To further understand the molecular mechanisms of the effects of NaHS on the expression of inflammatory factors, the expression of phospho-p65 NF-κB was analyzed by Western blotting assays and immunohistochemistry. NF-κB is an essential and ubiquitous transcription factor for the expression of many inflammation-related genes, including COX-2, TNF-α, IL-1β and IL-6. In AD brains, p65 NF-κB immunoreactivity is greater in neurons and astrocytes surrounding amyloid plaques[35], [36]. Additionally, it has been reported that Aβ stimulation leads to p65 NF-κB activation in cultured neurons and glia[37]. Corroborating these findings, the present results showed that increased hippocampal concentration of inflammatory cytokines stimulated by Aβ is accompanied by phosphorylation of p65 NF-κB. Our results also suggest that the effects of H2S against the released levels of pro-inflammatory cytokines may include the capability of H2S to reduce the levels of phospho-p65 NF-κB. This could be supported by previous reports that NaHS attenuates LPS-induced inflammation by inhibition of p65 NF-κB in rodent and rat microglia[10], [38].

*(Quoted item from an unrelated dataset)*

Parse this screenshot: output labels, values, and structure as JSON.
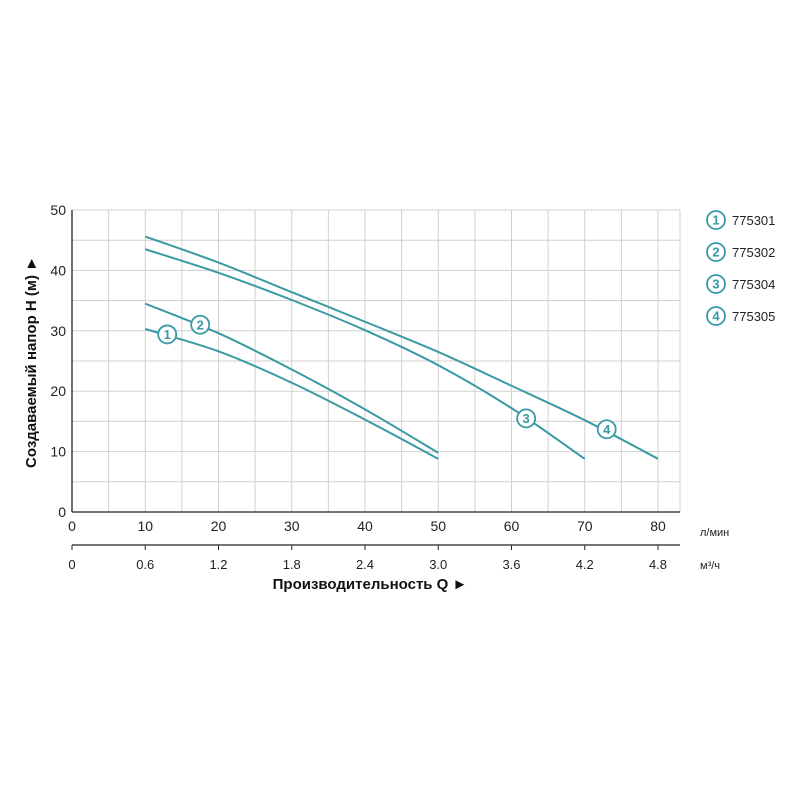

In summary, we found that the interaction of Aβ can trigger NF-kB intracellular signaling cascades, transcriptional induction of downstream proinflammatory mediators, including COX-2 and the subsequent release of cytokines (e.g., IL-1β and TNF-α), which are associated with neuroinflammation. However, this process could be inhibited in the presence of H2S, which may downregulate the release of pro-inflammatory factors including TNF-α, IL-1β and IL-6. Our findings indicate that H2S may have potential therapeutic value for the treatment of AD.